Comments (9)
In CMake 3.18, CMAKE_CUDA_ARCHITECTURES
was added which gives a way to the user to specify for which architectures to compile (and CMake will automatically forward those values to any CUDA file being compiled). cmake/checkcuda.cu could be changed to return the SM versions of all detected GPUs, and that string gets used if CMAKE_CUDA_ARCHITECTURES
was not defined by the user.
from pbrt-v4.
Has anyone done this successfully and have insights to share? We have dockerized pbrt-v4 for GPUs, and made it possible for our students and researchers to remotely render scenes on our servers that have GPUs. Which, by the way, is awesome, and puts us miles ahead of where we were with v3. However, some of our servers have GPUs with multiple architectures, and we've been unable to build a binary (and in turn a Docker image, since we Dockerize everything) that can run on any GPU architecture other than the primary GPU. I've tried fiddling with CMAKE_CUDA_ARCHITECTURE and some other tweaks, but haven't gotten anything to work. Thanks! -- David Cardinal, Vistalab, Stanford
from pbrt-v4.
We have dockerized pbrt-v4 for GPUs, and made it possible for our students and researchers to remotely render scenes on our servers that have GPUs.
Cool!
If I do something like this:
% cmake -G Ninja -DPBRT_OPTIX7_PATH=~/optix-7.4.0 ~/pbrt-v4 -DPBRT_GPU_SHADER_MODEL=sm_60
I am able to build a binary that is, as far as I can tell, compiled with the flags to specify shader model 6.0. Is your issue being unable to compile with a specified shader model, unable to compile a single binary with multiple shader models, or finding that the binary is invalid in spite of the above?

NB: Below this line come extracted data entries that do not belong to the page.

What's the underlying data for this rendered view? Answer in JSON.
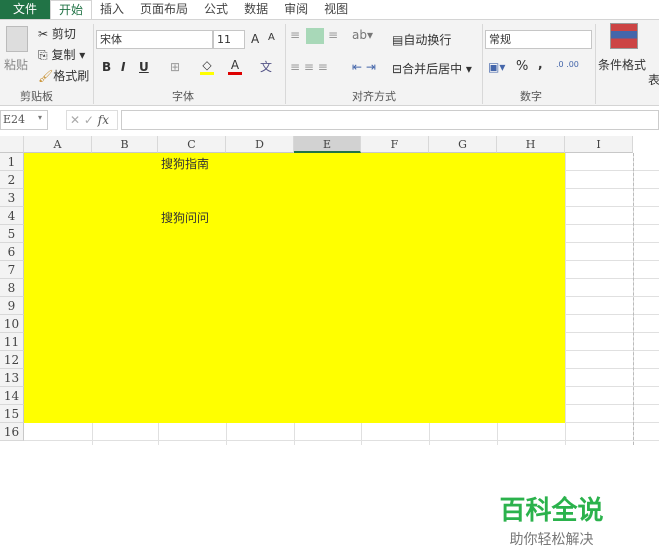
{
  "tabs": [
    "文件",
    "开始",
    "插入",
    "页面布局",
    "公式",
    "数据",
    "审阅",
    "视图"
  ],
  "clipboard": {
    "paste": "粘贴",
    "cut": "剪切",
    "copy": "复制",
    "format_painter": "格式刷",
    "group": "剪贴板"
  },
  "font": {
    "name": "宋体",
    "size": "11",
    "grow": "A",
    "shrink": "A",
    "bold": "B",
    "italic": "I",
    "underline": "U",
    "wen": "文",
    "group": "字体"
  },
  "alignment": {
    "wrap": "自动换行",
    "merge": "合并后居中",
    "group": "对齐方式"
  },
  "number": {
    "format": "常规",
    "percent": "%",
    "comma": ",",
    "group": "数字"
  },
  "styles": {
    "conditional": "条件格式",
    "table": "表"
  },
  "formula_bar": {
    "name_box": "E24",
    "fx": "fx",
    "value": ""
  },
  "columns": [
    "A",
    "B",
    "C",
    "D",
    "E",
    "F",
    "G",
    "H",
    "I"
  ],
  "rows": [
    "1",
    "2",
    "3",
    "4",
    "5",
    "6",
    "7",
    "8",
    "9",
    "10",
    "11",
    "12",
    "13",
    "14",
    "15",
    "16"
  ],
  "cells": {
    "C1": "搜狗指南",
    "C4": "搜狗问问"
  },
  "watermark": {
    "title": "百科全说",
    "subtitle": "助你轻松解决"
  },
  "colors": {
    "fill": "#ffff00",
    "accent": "#217346"
  }
}
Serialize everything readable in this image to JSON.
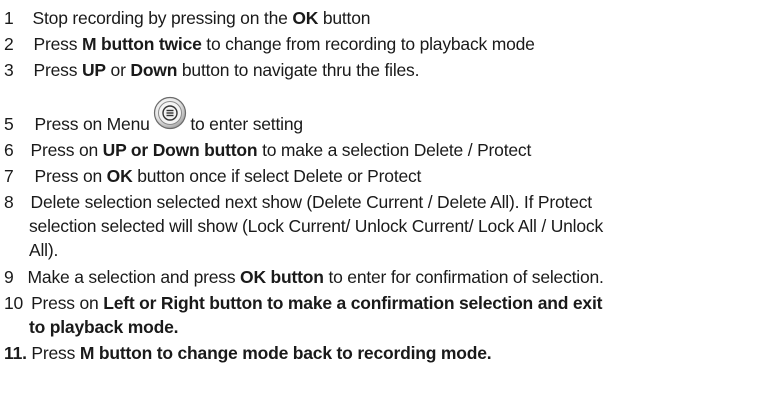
{
  "steps": [
    {
      "num": "1",
      "parts": [
        "Stop recording by pressing on the ",
        "OK",
        " button"
      ]
    },
    {
      "num": "2",
      "parts": [
        "Press ",
        "M button twice",
        " to change from recording to playback mode"
      ]
    },
    {
      "num": "3",
      "parts": [
        "Press ",
        "UP",
        " or ",
        "Down",
        " button to navigate thru the files."
      ]
    },
    {
      "num": "5",
      "parts": [
        "Press on Menu ",
        "to enter setting"
      ]
    },
    {
      "num": "6",
      "parts": [
        "Press on ",
        "UP or Down button",
        " to make a selection Delete / Protect"
      ]
    },
    {
      "num": "7",
      "parts": [
        "Press on ",
        "OK",
        " button once if select Delete or Protect"
      ]
    },
    {
      "num": "8",
      "lines": [
        "Delete selection selected next show (Delete Current / Delete All). If Protect",
        "selection selected will show (Lock Current/ Unlock Current/ Lock All / Unlock",
        "All)."
      ]
    },
    {
      "num": "9",
      "parts": [
        "Make a selection and press ",
        "OK button",
        " to enter for confirmation of selection."
      ]
    },
    {
      "num": "10",
      "lines": [
        "Press on Left or Right button to make a confirmation selection and exit",
        "to playback mode."
      ],
      "prefix": "Press on "
    },
    {
      "num": "11.",
      "parts": [
        " Press ",
        "M button to change mode back to recording mode."
      ]
    }
  ],
  "menu_icon": "menu-button-icon"
}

FWIW I haven't been able to figure out how to compile a single binary that supports multiple shader models.
from pbrt-v4.
Matt -- Thanks!! It seems to be working. I can build our docker image on the same Linux server for both our 3070 and the 2080 ti's that we were lucky enough to have donated:) That means we have at least 3 GPUs live that people can render on, even if their personal machine is a low-end box. I'm especially happy, as my major area of interest is computational photography, so bursts of images are needed.
No further info on how to make a single binary for multiple architectures. Do you think any of the new -arch flags could help with that, or maybe they're not relevant for the pbrt compilation pipeline.

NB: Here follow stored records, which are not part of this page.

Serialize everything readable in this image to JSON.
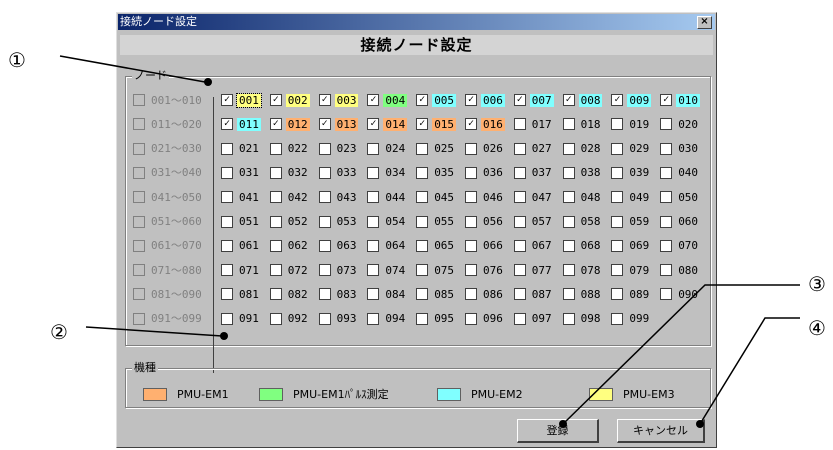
{
  "window": {
    "title": "接続ノード設定",
    "close_label": "×"
  },
  "header": "接続ノード設定",
  "node_group": {
    "legend": "ノード"
  },
  "range_labels": [
    "001～010",
    "011～020",
    "021～030",
    "031～040",
    "041～050",
    "051～060",
    "061～070",
    "071～080",
    "081～090",
    "091～099"
  ],
  "nodes": [
    [
      "001",
      "002",
      "003",
      "004",
      "005",
      "006",
      "007",
      "008",
      "009",
      "010"
    ],
    [
      "011",
      "012",
      "013",
      "014",
      "015",
      "016",
      "017",
      "018",
      "019",
      "020"
    ],
    [
      "021",
      "022",
      "023",
      "024",
      "025",
      "026",
      "027",
      "028",
      "029",
      "030"
    ],
    [
      "031",
      "032",
      "033",
      "034",
      "035",
      "036",
      "037",
      "038",
      "039",
      "040"
    ],
    [
      "041",
      "042",
      "043",
      "044",
      "045",
      "046",
      "047",
      "048",
      "049",
      "050"
    ],
    [
      "051",
      "052",
      "053",
      "054",
      "055",
      "056",
      "057",
      "058",
      "059",
      "060"
    ],
    [
      "061",
      "062",
      "063",
      "064",
      "065",
      "066",
      "067",
      "068",
      "069",
      "070"
    ],
    [
      "071",
      "072",
      "073",
      "074",
      "075",
      "076",
      "077",
      "078",
      "079",
      "080"
    ],
    [
      "081",
      "082",
      "083",
      "084",
      "085",
      "086",
      "087",
      "088",
      "089",
      "090"
    ],
    [
      "091",
      "092",
      "093",
      "094",
      "095",
      "096",
      "097",
      "098",
      "099"
    ]
  ],
  "checked_nodes": [
    "001",
    "002",
    "003",
    "004",
    "005",
    "006",
    "007",
    "008",
    "009",
    "010",
    "011",
    "012",
    "013",
    "014",
    "015",
    "016"
  ],
  "node_colors": {
    "001": "#ffff80",
    "002": "#ffff80",
    "003": "#ffff80",
    "004": "#80ff80",
    "005": "#80ffff",
    "006": "#80ffff",
    "007": "#80ffff",
    "008": "#80ffff",
    "009": "#80ffff",
    "010": "#80ffff",
    "011": "#80ffff",
    "012": "#ffb070",
    "013": "#ffb070",
    "014": "#ffb070",
    "015": "#ffb070",
    "016": "#ffb070"
  },
  "model_group": {
    "legend": "機種",
    "items": [
      {
        "color": "#ffb070",
        "label": "PMU-EM1"
      },
      {
        "color": "#80ff80",
        "label": "PMU-EM1ﾊﾟﾙｽ測定"
      },
      {
        "color": "#80ffff",
        "label": "PMU-EM2"
      },
      {
        "color": "#ffff80",
        "label": "PMU-EM3"
      }
    ]
  },
  "buttons": {
    "register": "登録",
    "cancel": "キャンセル"
  },
  "annotations": [
    "①",
    "②",
    "③",
    "④"
  ]
}
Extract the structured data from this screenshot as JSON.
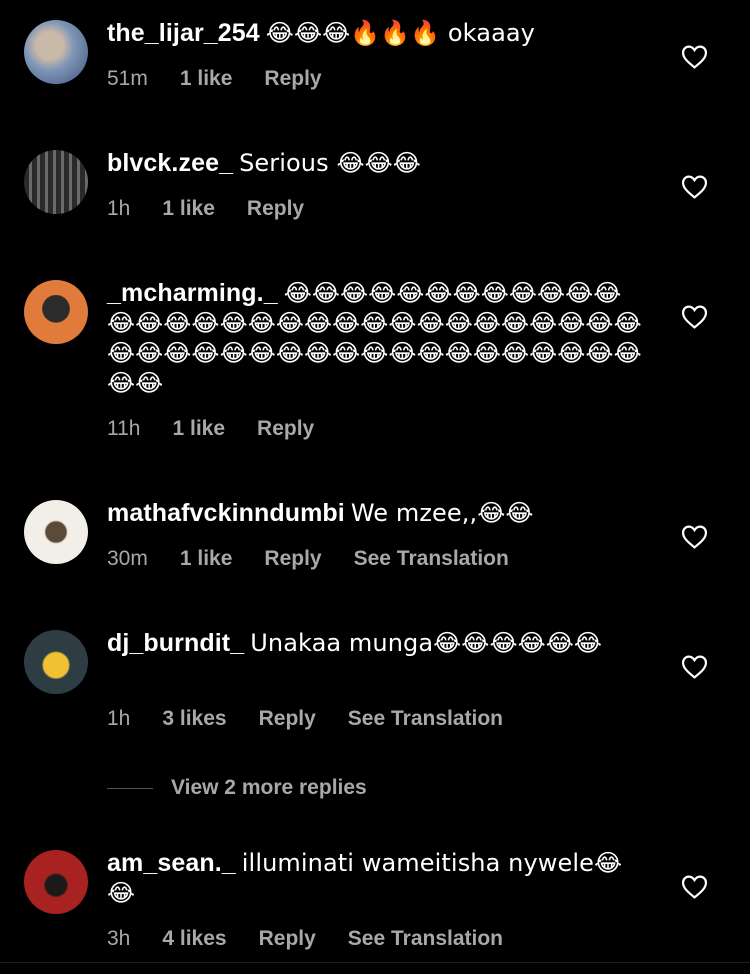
{
  "comments": [
    {
      "username": "the_lijar_254",
      "text": "😂😂😂🔥🔥🔥 okaaay",
      "time": "51m",
      "likes": "1 like",
      "reply": "Reply",
      "translation": "",
      "avatar_color": "#6f8fb3"
    },
    {
      "username": "blvck.zee_",
      "text": "Serious 😂😂😂",
      "time": "1h",
      "likes": "1 like",
      "reply": "Reply",
      "translation": "",
      "avatar_color": "#5a5a5a"
    },
    {
      "username": "_mcharming._",
      "text": "😂😂😂😂😂😂😂😂😂😂😂😂😂😂😂😂😂😂😂😂😂😂😂😂😂😂😂😂😂😂😂😂😂😂😂😂😂😂😂😂😂😂😂😂😂😂😂😂😂😂😂😂",
      "time": "11h",
      "likes": "1 like",
      "reply": "Reply",
      "translation": "",
      "avatar_color": "#d8743a"
    },
    {
      "username": "mathafvckinndumbi",
      "text": "We mzee,,😂😂",
      "time": "30m",
      "likes": "1 like",
      "reply": "Reply",
      "translation": "See Translation",
      "avatar_color": "#e9e4dc"
    },
    {
      "username": "dj_burndit_",
      "text": "Unakaa munga😂😂😂😂😂😂",
      "time": "1h",
      "likes": "3 likes",
      "reply": "Reply",
      "translation": "See Translation",
      "avatar_color": "#3b4a52"
    },
    {
      "username": "am_sean._",
      "text": "illuminati wameitisha nywele😂😂",
      "time": "3h",
      "likes": "4 likes",
      "reply": "Reply",
      "translation": "See Translation",
      "avatar_color": "#9a1f1f"
    }
  ],
  "view_replies": "View 2 more replies",
  "colors": {
    "background": "#000000",
    "text": "#ffffff",
    "meta": "#a8a8a8"
  }
}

In any case, this is great progress. Thanks!
-- David
from pbrt-v4.
Great! As far as I can tell a single binary for multiple architectures should be possible via the "fat binary" functionality of nvcc, but I'm not sure how to wire that up with the cmake stuff. Another issue is that pbrt's OptiX kernels would need to be handled similarly, which I'm not sure how to do either. Anyway, something to hopefully be fixed someday, but glad you're set for now.
from pbrt-v4.
From what I understand from the doc, specifying CMAKE_CUDA_ARCHITECTURES="70-real;72-real"

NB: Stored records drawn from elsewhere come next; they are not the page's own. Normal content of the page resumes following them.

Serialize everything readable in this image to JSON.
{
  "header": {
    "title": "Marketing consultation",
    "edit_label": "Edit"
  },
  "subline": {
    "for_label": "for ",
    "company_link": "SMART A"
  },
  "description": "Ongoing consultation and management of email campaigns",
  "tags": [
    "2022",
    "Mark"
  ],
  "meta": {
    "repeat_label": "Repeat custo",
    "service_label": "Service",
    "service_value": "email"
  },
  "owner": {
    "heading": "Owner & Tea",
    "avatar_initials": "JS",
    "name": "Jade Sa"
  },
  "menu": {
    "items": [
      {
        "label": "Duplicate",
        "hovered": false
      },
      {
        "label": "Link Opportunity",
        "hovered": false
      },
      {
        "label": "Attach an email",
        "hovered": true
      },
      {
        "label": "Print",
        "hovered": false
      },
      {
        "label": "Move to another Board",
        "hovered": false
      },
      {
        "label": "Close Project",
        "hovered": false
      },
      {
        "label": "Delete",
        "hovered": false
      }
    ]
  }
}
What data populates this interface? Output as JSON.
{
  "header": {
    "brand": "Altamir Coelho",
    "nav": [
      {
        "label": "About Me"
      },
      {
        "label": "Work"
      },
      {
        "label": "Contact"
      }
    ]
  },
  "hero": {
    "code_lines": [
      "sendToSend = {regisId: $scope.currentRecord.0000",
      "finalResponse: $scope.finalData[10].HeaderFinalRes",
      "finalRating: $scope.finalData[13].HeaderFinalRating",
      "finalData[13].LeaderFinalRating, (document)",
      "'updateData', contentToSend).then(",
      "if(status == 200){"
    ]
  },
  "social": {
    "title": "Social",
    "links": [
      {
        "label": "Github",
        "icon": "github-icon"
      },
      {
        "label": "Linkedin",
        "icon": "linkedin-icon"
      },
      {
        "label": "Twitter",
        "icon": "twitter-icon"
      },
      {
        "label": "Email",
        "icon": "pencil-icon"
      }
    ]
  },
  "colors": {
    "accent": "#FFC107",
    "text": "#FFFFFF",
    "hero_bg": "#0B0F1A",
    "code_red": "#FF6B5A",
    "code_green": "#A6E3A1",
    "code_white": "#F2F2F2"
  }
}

will have CMake automatically forward those architectures to nvcc and build for those (I am guessing using its “fat binary” functionality). That would however require bumping to CMake 3.18, but I do not think it would be too difficult to emulate that feature on our own.
Now for the OptiX kernels, compiling to multiple SM versions using CMake should not be too hard but I am not sure how the binaries would be specified for the applications to load them as expected.
from pbrt-v4.
Ah, that's helpful. It looks like CMake 3.18 was released in 2020, though, which would require many folks to manually upgrade, which is somewhat undesirable for everyone who doesn't need this functionality.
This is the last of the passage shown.